Perform your own analysis of your needs by using this checklist.

  1. Set realistic goals to be achieved. Remember that some goals may preclude the achievement of others.
  2. Work with "solution based consultants". Avoid pricing system components separately. A fee per hour basis consultant is your best non-biased contact in developing your "solution". Vendors may provide this service "free", but remember, they want to sell their product. Some vendors also have fee per hour services which will be offset against any acquisition of their products. This will generally provide a reasonable solution for you. if you decide to purchase their product, the service, in effect, becomes free.
  3. Consider all of the "costs". Remember, the purchase price is just the beginning. Compare the maintenance and operation costs over a period of years --- usually three. Consider "training" and "re-training" of experienced and new staff. Complex systems require more frequent training. By adding acquisition, training, and maintenance costs, you will arrive at your "real" cost. By knowing your actual cost, comparison of vendors and products will be much easier.
  4. Consider the life cycle of the software system. Brand new systems will obviously have longer life, but they often go through "growing pains" and frequently require adjustments and maintenance. A software system which is approaching the end of its cycle may be very reliable, but may operate on equipment that is no longer being produced (therefore increasing maintenance costs), or it may not interface with other products on the market. A product which has been on the market for several years and has had several release revisions will often have most of the features you will need, will be reasonably reliable, and will generally operate on a wide variety of equipment.

    Keep in mind that the "life cycle" of a PC product may be a few months, or at most a few years. Larger systems, capable of operating on mini computers or Local Area Networks (LANS) will usually have life cycles of several years.
  5. Check on the reliability of the vendor. Some major hardware vendors have gone bankrupt in the last few years. Their equipment may be economical, but acquiring additional equipment or parts for the existing system may prove costly. The computer software industry estimates that 1/3 of the service companies are insolvent or bankrupt, 1/3 are in some sort of trouble, and 1/3 are reasonably healthy. Assure yourself that your vendor will still be around in the future to service your system. Question the firm's financial soundness. Good indicators of financial soundness are the fee charges and maintenance structure the service vendor provides. if service is a "throw- away" to ensure hardware and software sales, then limited support can be expected in the future.
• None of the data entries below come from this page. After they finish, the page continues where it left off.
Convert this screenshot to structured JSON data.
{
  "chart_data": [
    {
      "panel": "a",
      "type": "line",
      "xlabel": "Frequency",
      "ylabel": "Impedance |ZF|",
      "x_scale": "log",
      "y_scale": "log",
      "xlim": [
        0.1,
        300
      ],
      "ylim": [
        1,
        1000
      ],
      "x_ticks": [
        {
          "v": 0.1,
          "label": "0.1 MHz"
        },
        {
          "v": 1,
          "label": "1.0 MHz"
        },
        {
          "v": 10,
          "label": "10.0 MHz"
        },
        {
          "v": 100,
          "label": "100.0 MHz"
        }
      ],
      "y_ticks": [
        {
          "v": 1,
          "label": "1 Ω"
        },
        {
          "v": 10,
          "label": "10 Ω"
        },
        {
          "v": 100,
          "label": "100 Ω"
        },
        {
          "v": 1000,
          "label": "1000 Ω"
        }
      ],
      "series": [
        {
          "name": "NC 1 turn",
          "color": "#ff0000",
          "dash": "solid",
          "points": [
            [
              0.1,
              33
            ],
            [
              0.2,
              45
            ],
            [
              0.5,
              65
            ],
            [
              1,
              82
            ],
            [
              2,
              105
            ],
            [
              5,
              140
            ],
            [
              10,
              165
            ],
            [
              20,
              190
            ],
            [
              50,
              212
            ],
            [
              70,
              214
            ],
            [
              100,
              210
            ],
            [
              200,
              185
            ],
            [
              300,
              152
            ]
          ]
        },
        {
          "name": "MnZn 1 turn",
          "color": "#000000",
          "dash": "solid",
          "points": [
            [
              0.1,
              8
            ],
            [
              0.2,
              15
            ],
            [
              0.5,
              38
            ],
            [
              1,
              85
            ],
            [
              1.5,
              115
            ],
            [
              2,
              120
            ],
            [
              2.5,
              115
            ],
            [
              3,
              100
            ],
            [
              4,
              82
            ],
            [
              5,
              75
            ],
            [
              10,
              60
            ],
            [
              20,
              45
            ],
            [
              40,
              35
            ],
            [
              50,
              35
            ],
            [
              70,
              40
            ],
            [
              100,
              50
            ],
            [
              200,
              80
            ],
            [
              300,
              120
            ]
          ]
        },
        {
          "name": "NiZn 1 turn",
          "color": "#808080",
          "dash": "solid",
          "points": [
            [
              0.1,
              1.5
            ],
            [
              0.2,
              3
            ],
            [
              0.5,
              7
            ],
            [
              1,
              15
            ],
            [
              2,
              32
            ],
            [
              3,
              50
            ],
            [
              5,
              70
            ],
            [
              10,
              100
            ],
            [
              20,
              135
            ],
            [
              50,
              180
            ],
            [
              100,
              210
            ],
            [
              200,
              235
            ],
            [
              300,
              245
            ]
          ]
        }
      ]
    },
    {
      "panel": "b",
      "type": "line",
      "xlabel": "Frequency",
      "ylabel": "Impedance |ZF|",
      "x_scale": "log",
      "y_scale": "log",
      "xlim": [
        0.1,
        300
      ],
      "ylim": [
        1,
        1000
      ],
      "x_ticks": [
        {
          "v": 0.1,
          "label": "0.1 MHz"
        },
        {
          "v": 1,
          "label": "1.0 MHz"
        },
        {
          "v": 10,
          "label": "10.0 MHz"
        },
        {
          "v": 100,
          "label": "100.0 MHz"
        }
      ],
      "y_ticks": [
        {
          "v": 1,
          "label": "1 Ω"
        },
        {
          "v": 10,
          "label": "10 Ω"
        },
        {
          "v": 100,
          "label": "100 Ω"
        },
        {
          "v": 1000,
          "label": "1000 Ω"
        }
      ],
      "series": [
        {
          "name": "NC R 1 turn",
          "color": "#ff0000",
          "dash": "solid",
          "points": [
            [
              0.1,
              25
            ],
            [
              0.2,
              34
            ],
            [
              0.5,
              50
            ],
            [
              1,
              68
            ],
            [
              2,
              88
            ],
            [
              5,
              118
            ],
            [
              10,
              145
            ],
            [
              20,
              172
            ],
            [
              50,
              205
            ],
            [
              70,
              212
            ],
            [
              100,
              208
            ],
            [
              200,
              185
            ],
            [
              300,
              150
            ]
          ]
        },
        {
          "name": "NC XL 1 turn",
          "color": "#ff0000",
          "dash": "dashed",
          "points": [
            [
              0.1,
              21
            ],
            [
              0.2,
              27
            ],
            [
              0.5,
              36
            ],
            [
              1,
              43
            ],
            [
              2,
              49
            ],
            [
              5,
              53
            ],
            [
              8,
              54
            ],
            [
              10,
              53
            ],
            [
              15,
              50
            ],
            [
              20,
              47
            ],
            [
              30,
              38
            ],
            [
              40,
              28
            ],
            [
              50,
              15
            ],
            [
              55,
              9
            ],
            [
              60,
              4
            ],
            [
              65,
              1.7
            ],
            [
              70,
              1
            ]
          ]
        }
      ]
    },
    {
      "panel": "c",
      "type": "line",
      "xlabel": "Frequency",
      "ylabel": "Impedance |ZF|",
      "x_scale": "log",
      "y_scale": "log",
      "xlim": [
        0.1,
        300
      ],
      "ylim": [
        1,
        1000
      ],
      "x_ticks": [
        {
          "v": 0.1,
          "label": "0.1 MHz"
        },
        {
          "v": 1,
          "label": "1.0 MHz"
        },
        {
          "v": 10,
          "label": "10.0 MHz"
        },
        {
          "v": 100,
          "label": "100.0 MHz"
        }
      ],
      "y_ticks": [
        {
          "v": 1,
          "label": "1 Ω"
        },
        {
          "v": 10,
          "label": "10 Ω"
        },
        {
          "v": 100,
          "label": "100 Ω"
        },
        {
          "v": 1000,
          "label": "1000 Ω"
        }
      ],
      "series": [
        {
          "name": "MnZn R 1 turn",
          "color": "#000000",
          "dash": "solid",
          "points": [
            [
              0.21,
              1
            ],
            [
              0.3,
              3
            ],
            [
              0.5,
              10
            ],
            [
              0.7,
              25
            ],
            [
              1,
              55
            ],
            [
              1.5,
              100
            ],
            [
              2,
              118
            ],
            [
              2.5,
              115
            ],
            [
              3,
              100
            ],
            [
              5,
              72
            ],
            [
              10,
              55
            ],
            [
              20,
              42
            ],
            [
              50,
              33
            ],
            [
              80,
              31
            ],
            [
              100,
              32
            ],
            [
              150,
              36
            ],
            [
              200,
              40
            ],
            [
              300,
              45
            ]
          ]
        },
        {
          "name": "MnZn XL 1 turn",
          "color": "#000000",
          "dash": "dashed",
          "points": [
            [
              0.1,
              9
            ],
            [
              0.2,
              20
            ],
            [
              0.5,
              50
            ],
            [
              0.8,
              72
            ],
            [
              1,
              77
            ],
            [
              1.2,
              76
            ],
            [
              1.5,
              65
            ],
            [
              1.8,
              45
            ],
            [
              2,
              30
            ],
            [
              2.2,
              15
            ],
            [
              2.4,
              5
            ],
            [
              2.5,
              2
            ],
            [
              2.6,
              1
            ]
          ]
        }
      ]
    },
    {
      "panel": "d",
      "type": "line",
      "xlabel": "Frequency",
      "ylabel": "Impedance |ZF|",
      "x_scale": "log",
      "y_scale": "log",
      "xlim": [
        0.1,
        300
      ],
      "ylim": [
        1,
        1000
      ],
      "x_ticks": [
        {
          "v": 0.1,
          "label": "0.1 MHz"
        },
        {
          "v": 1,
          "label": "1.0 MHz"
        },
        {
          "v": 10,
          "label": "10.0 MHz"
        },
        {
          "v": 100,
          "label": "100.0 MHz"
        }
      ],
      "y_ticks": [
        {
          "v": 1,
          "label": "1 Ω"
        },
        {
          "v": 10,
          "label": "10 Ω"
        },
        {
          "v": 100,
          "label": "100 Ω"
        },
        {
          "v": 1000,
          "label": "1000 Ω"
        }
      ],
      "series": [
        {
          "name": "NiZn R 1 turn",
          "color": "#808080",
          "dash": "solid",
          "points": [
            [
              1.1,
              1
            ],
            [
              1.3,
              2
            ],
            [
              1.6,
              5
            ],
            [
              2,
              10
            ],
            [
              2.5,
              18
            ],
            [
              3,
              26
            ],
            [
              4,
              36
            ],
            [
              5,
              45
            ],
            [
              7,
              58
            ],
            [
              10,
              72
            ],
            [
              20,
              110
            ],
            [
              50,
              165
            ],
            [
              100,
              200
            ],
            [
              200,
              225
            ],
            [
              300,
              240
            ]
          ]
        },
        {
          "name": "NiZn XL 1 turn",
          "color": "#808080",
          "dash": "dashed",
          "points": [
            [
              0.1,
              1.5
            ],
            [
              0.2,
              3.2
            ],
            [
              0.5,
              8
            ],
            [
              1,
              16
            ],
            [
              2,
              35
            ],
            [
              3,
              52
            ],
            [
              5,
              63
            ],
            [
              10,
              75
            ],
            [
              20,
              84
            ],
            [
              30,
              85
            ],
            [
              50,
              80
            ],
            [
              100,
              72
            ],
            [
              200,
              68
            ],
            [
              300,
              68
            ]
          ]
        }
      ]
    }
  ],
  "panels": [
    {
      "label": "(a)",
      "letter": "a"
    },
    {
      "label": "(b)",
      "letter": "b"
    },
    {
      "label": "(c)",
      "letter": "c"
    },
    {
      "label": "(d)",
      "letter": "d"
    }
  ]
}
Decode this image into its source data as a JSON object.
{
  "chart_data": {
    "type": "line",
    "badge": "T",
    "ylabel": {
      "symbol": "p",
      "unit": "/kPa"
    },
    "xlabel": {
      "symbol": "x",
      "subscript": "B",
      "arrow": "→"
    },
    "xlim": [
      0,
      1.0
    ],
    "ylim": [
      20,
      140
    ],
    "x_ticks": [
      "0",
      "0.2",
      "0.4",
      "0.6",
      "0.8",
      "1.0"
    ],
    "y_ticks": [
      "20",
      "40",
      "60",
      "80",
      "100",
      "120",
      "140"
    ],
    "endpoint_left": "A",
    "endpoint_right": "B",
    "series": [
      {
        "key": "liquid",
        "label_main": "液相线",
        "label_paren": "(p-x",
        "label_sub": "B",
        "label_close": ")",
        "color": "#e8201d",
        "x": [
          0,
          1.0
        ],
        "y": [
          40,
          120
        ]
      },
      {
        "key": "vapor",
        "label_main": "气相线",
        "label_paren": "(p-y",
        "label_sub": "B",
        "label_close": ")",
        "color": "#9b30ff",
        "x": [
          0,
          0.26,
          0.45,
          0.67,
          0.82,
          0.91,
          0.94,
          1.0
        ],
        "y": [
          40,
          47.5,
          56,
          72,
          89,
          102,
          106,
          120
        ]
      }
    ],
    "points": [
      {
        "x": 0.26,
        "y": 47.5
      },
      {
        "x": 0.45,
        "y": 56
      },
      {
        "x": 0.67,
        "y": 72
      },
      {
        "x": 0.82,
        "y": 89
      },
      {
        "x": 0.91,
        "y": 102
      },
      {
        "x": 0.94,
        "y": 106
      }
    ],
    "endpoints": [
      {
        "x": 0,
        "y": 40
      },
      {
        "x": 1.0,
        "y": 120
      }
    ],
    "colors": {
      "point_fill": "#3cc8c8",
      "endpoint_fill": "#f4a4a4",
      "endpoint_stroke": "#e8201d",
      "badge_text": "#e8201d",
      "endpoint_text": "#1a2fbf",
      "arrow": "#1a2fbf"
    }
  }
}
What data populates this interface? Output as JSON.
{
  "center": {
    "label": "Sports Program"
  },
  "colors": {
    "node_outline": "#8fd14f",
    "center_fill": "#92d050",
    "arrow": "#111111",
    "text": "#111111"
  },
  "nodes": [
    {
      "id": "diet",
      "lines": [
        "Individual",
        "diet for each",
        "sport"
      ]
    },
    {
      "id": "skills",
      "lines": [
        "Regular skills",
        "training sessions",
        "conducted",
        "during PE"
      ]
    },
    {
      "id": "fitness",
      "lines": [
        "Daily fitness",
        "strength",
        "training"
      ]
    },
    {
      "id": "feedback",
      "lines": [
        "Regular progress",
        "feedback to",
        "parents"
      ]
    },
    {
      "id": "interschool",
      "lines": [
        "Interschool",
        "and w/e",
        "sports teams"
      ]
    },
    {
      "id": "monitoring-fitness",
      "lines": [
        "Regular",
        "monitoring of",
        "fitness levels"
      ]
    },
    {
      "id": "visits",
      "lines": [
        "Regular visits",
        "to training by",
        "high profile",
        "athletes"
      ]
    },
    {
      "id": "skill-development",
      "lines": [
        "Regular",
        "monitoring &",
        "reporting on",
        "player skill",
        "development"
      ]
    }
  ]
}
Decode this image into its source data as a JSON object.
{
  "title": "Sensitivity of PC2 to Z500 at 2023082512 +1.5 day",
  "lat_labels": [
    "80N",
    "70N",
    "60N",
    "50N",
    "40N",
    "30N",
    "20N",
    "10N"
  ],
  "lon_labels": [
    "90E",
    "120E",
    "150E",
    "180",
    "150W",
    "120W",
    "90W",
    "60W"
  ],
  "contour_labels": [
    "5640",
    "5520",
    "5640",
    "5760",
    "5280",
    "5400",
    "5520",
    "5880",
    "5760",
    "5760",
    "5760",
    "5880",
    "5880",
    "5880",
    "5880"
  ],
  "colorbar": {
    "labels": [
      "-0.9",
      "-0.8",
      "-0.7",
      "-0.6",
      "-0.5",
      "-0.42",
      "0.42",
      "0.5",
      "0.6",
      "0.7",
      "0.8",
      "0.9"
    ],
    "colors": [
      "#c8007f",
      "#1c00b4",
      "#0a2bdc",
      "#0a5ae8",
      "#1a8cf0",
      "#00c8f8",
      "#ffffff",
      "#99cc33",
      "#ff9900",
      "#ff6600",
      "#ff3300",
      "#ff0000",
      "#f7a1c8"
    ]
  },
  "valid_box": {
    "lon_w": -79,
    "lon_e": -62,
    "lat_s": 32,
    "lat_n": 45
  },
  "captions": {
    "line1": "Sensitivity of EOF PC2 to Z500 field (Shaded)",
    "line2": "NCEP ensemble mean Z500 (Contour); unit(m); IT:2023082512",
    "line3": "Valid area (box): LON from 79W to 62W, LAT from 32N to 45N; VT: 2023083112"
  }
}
If fees and maintenance are very low, the vendor may be "buying" work to deter insolvency.

    Review the vendor's corporate policy regarding support of their systems. is the line of products being "phased out" or placed "on the market" to be sold to another company. Check the local library for Standard and Poor's industrial Surveys for information.


The best service vendor is one which has a large, local "installed base" and derives a significant amount of their revenues from support services. Generally, they are in the "service" business rather than the "sales" business; they will be able to provide reliable quality service in the future. Lastly, look for a vendor which offers support for operating system software, hardware, and application software. An efficient service operator can coordinate all of your service needs, thereby saving you time, service charges, and a lot of headaches.